The Blockchain Association has filed a joint case against the US Internal Revenue Service (IRS) over its stringent regulations affecting the DeFi sector. Other plaintiff parties in the joint lawsuit include the Texas Blockchain Council and the DeFi Education Fund. According to the Association, the new measures represents abuse of authority by the revenue service.
Kristin Smith, CEO at Blockchain Association announced the lawsuit in a post on X, terming the new IRS regulations ‘unconstitutional.’ She stated, “Today we’re taking action, filing a lawsuit that argues today’s broker rulemaking violates the Administrative Procedure Act and is unconstitutional.”
This lawsuit comes just two days after the IRS issued its final report on regulations of digital assets. The new regulations which are set to take effect in 2027, make it mandatory for crypto brokers to report all crypto transactions carried out by users on the platforms. This will include the decentralized exchanges (DEX). Additionally, the IRS also requires the brokers to share information about the taxpayers involved in the transactions.
DeFi Platforms and Developers Face Heightened Regulations
With the new regulations, the IRS has classified various DeFi platforms that provide digital assets transactions through smart contracts as brokers. This simply means that the revenue entity requires these DeFi platforms to follow all rules adhered to by traditional brokers. This includes sharing of the Know Your Customer (KYC) documents with the IRS.

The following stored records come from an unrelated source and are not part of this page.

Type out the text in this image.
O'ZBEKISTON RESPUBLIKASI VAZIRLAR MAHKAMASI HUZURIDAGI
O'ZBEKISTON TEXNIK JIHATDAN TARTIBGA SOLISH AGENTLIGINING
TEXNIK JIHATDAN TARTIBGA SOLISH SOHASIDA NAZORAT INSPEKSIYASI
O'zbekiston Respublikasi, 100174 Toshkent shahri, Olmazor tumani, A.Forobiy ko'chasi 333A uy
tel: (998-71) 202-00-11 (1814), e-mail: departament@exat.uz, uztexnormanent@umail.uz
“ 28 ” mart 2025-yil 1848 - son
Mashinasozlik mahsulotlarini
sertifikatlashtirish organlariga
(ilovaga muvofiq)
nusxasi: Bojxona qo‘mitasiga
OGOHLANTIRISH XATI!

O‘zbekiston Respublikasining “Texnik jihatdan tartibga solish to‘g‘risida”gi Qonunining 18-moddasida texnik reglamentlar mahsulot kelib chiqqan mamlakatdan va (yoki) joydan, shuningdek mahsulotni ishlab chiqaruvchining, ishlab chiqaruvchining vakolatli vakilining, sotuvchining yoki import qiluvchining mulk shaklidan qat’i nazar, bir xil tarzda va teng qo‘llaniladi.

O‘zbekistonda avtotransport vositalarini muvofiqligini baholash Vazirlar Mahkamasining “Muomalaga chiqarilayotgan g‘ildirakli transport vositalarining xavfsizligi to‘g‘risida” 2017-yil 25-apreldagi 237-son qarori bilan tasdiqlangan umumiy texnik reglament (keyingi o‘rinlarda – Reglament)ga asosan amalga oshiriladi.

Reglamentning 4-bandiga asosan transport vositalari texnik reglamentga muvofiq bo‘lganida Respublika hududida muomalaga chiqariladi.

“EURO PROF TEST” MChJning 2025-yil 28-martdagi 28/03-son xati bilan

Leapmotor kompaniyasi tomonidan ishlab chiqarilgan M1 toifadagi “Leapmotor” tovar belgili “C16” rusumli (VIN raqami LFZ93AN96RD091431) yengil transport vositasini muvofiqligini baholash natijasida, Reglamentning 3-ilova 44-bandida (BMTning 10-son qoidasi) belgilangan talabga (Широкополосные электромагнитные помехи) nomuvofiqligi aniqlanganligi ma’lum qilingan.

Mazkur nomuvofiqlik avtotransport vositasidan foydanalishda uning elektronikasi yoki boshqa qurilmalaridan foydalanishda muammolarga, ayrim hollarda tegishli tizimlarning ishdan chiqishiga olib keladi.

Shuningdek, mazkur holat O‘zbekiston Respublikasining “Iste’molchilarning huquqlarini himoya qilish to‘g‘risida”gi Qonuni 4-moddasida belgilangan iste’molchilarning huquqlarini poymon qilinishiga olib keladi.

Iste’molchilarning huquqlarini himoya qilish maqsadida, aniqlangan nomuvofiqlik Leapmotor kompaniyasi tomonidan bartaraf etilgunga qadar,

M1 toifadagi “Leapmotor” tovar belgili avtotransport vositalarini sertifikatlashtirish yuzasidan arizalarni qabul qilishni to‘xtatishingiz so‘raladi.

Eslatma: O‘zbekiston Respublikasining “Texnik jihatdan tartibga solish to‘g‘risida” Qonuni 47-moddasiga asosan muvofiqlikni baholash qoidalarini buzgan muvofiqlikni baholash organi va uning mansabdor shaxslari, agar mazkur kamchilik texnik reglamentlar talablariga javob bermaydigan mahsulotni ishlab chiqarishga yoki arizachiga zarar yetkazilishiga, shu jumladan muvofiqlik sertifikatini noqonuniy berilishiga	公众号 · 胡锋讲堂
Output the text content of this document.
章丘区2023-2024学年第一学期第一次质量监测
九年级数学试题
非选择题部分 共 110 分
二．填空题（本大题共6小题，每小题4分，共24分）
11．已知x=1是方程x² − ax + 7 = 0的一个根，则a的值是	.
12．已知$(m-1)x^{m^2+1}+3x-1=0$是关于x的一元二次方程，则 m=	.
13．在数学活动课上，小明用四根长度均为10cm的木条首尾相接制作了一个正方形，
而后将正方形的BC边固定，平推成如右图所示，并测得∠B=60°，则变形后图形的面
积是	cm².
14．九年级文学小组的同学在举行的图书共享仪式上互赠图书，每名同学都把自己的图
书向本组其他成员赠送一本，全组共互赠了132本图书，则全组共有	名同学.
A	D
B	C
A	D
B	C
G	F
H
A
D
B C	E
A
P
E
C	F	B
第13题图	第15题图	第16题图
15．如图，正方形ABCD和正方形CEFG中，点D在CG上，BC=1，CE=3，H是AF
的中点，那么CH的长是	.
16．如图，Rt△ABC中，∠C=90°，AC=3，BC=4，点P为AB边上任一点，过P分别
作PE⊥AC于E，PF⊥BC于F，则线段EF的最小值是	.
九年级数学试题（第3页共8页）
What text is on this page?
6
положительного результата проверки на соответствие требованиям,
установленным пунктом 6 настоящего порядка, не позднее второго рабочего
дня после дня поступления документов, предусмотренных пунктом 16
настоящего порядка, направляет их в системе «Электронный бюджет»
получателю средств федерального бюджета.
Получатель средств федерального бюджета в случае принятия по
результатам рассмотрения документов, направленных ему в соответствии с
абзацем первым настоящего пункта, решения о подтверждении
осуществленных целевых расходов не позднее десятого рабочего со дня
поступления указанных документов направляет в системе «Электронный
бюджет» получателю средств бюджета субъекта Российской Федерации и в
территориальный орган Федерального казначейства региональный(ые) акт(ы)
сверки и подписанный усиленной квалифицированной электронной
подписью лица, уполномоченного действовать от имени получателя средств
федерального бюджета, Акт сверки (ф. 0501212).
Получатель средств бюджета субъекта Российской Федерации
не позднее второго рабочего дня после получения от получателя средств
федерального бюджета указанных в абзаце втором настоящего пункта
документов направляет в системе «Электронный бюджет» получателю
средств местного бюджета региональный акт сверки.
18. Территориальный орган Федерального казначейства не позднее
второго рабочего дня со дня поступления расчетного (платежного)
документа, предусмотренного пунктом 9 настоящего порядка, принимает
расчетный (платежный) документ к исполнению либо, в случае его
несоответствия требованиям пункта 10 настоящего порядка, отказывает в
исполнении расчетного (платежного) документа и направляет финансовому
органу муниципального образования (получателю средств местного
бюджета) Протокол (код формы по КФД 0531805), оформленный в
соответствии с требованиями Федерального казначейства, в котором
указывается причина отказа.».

The Blockchain Association has condemned the IRS definition of ‘brokers’ while expressing concerns over infringement of DeFi users’ privacy rights. According to Marisa Coppel, the Chief Legal Officer at Blockchain Association, the new measures could force these users to carry out their activities elsewhere.
“Not only is this an infringement on the privacy rights of individuals using decentralized technology, it would push this entire, burgeoning technology offshore,” Merissa stated referring to the new IRS definition of broker. Merissa further added that the Blockchain Association will continue to side with innovators and DeFi users in fighting the IRS’ misguided rules.
Impact of the New IRS Rules
The new IRS regulations will affect several DeFi firms. According to the Treasury Department and the IRS for instance, 650 to 875 DeFi brokers will be affected by the regulatory changes. The two have also estimated that the new rules will affect approximately 2.625 million customers.
On the other hand, the IRS mandates for the brokers to start collecting the data they will use in the 2027 reporting, as from 2026. However, this could change as various legal experts have urged the court or Trump’s administration to reverse the decision.
While the progression of the lawsuit remains unknown, the crypto industry sees the case as a pioneer of change in digital asset regulations. The lawsuit could help shape the relationship between the DeFi industry and the regulators.